Through the public struggle over Hantz Farms/Woodlands, the entire community benefitted. Along with questions of fairness and land use, people began to suggest alternative processes for development.
The first of these was the use of Community Benefit Agreements. Through these agreements private developers and corporate citizens agree to certain commitments that will be included in any development project. These agreements are negotiated in public, with long standing community representatives and have the force of law. Such agreements should become a standard process any time a corporation requests public lands or subsidies for their private projects.
Second, people began to discuss the importance of Community Land Trusts. These efforts, to remove land from speculation and hold it in trust for community use, offer a way to protect the most vulnerable in our city from development schemes.

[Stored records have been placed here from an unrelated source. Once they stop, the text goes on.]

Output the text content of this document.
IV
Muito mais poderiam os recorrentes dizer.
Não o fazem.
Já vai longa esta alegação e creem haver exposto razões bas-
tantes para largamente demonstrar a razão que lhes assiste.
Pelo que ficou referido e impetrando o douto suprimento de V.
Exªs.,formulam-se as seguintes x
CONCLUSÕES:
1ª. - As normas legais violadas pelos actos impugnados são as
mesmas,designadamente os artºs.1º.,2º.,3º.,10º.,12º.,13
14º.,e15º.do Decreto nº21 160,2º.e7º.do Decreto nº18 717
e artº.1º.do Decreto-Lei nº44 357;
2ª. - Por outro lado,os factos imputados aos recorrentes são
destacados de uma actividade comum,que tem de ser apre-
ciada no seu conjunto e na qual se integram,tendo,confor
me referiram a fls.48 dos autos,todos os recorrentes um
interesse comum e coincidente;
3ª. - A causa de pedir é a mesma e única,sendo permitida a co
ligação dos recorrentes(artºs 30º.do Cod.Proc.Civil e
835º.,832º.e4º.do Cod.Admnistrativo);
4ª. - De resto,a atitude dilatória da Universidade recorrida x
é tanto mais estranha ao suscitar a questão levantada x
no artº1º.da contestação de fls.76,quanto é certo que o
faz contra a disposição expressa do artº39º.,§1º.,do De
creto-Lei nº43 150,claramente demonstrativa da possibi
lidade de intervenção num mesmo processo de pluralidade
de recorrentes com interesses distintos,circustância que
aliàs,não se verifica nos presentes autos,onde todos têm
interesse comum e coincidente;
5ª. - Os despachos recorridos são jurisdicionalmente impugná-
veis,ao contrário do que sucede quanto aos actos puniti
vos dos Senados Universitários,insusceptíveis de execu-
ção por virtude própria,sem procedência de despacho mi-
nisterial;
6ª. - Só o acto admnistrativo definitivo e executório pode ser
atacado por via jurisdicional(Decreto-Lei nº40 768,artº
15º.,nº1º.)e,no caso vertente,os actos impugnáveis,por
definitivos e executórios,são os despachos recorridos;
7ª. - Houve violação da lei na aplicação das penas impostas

The controversy of Hantz also revealed the limitations of some of our public officials. In spite of guarantees that no decision would be made about Hantz purchase of land until after an urban agricultural policy was in place, city development and some council members rushed to a vote on the project. In this rush to vote, the contempt for public processes was starkly revealed for all of us to see.
Public discussion takes time. It is often contentious and heated. But it is the way we clarify basic ideas of public good and common life. To reduce such processes to phrases like “bureaucratic delay” is a violation of the basic principles of a democracy. These days, we have to not only resist the stealing of public lands but the destruction of public memory.